The brutal way
Generally speaking, most drivers load batches of documents anyway. So your languages equivalent of
var docs = db.yourcoll.find()
docs.forEach(
function(doc){
//whatever
}
)
will actually just create a cursor initially, and will then, when the current batch is close to exhaustion, load a new batch transparently. So doing this pagination manually while planning to access every document in the collection will have little to no advantage, but hold the overhead of multiple queries.
As for ETL, manually iterating over the documents to modify and then store them in a new instance does under most circumstances not seem reasonable to me, as you basically reinvent the wheel.
Alternate approach
Generally speaking, there is no one-size-fits all "best" way. The best way is the one that best fits your functional and non-functional requirements.
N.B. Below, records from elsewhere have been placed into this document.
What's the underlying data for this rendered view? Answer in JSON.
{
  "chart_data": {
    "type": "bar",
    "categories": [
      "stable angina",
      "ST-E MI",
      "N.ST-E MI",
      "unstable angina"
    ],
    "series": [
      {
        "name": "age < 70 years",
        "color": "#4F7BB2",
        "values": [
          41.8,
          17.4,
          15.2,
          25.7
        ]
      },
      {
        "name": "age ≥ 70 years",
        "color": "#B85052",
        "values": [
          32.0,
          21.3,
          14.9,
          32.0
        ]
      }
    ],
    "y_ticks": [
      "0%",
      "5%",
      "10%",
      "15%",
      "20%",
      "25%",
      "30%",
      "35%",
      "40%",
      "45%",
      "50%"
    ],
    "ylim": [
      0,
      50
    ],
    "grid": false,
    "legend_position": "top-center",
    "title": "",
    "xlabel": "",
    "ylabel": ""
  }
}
When doing ETL from MongoDB to MongoDB, I usually proceed as follows:
ET…
Unless you have very complicated transformations, MongoDB's aggregation framework is a surprisingly capable ETL tool. I use it regularly for that purpose and have yet to find a problem not solvable with the aggregation framework for in-MongoDB ETL. Given the fact that in general each document is processed one by one, the impact on your production environment should be minimal, if noticeable at all. After you did your transformation, simply use the $out
stage to save the results in a new collection.
Even collection spanning transformations can be achieved, using the $lookup
stage.
…L
After you did the extract and transform on the old instance, for loading the data to the new MongoDB instance, you have several possibilities:
- Create a temporary replica set, consisting of the old instance, the new instance and an arbiter. Make sure your old instance becomes primary, do the ET part, have the primary step down so your new instance becomes primary and remove the old instance and the arbiter from the replica set. The advantage is that you facilitate MongoDB's replication mechanics to get the data from your old instance to your new instance, without the need to worry about partially executed transfers and such. And you can use it the other way around: Transfer the data first, make the new instance the primary, remove the other members from the replica set perform your transformations and remove the "old" data, then.
- Use
db.CloneCollection()
. The advantage here is that you only transfer the collections you need, at the expense of more manual work.
- Use
db.cloneDatabase()
to copy over the entire DB. Unless you have multiple databases on the original instance, this method has little to now advantage over the replica set method.
As written, without knowing your exact use cases, transformations and constraints, it is hard to tell which approach makes the most sense for you.